I can see no reason why he should not be told, and I see no reason why that requirement should not be put into the Bill, instead of there being an argument as to what is the man's right in common law. I accordingly support the Amendment, and I hope that it will be accepted by the Committee.

Mr. Wigg

I very much hope that the Solicitor-General will not give way to the pleas of my hon. and learned Friends, because the Amendment would not strengthen the rights of the private soldier. The position seems to be misunderstood. If a soldier is placed on a charge, his greatest safeguard is that the matter will be investigated at the earliest possible moment by the commanding officer under the provisions of Queen's Regulations, which provide that charges shall be investigated without delay.

It might be possible, although it is very unlikely, that a commanding officer would behave in such a grossly improper fashion as to hold up the submission to a convening authority of an application for a summary of evidence. But here again the rights of the soldier are already adequately safeguarded, because if the soldier has been remanded for a summary of evidence—I am now speaking from memory—for more than eight days, that must become a matter of special report.

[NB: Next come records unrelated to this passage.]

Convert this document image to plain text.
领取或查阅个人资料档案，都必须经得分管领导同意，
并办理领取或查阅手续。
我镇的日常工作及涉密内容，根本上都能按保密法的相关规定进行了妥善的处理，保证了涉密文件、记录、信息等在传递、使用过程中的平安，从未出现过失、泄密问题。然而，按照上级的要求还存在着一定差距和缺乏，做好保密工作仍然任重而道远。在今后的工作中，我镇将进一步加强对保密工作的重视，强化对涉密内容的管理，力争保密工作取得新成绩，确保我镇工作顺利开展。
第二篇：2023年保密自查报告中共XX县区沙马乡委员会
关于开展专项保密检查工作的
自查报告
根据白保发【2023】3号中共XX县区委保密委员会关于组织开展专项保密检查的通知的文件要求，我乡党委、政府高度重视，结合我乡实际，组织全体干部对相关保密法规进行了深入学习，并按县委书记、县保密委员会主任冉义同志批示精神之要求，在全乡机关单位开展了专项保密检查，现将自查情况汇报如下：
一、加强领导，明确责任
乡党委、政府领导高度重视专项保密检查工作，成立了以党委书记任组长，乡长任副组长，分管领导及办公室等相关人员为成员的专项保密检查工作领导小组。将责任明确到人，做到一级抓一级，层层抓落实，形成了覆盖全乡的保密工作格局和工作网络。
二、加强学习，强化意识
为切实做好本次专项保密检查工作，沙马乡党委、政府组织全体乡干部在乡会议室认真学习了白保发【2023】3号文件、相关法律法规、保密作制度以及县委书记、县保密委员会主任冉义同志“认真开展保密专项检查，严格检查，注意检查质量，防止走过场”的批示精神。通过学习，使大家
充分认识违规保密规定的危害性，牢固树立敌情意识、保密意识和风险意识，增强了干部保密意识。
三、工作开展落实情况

If my hon. and learned Friends are not satisfied with the present Regulations, they would be serving the interests of the private soldier much more adequately than they now are if they sought to strengthen Queen's Regulations, rather than rely on the Army Act. Again I would plead with them to remember that they are not dealing with lawyers. They are dealing with officers and soldiers of whom 99 per cent. are honest and honorable men, anxious to do their best—perhaps a smaller proportion are intelligent men—and they have to rely on the information which is available to them.

That information consists of the Manual of Military Law and its footnotes, and Queen's Regulations. Of the two, Queen's Regulations will be more readily understood by the investigating officers and by the soldiers concerned. I therefore plead with my hon. and learned Friends that, in the interests of the men whom they are seeking to assist, if they are not satisfied, they should approach the Government with a view to the amendment of the existing Regulations, rather than amendment of the Bill.

Mr. Elwyn Jones

In view of the observations of the Solicitor-General, I am disposed to take the view that he is quite right, if I may say so with respect, in saying that the Bill as it stands is sufficient in conjunction with the common law, from the protection of which, of course, the soldier is not deprived. The matter about which I felt anxiety is covered in general terms in Clause 53.

I was not entirely happy about that, which was the reason I put the Amendment on the Order Paper. But the reference to paragraph 561 (d) of Queen's Regulations is more impressive, and it comes pretty near to the point I had in mind. In those circumstances, not because I agree with the different view which my hon. and learned Friend the Member for Aberdeen, North (Mr. Hector Hughes) is taking about the rights of the soldier as against the rights of the military authority, but because I think that the rights of the soldier are adequately protected, I beg to ask leave to withdraw the Amendment.

Amendment, by leave, withdrawn.

Clause, as amended, ordered to stand part of the Bill.

Clauses 75 and 76 ordered to stand part of the Bill.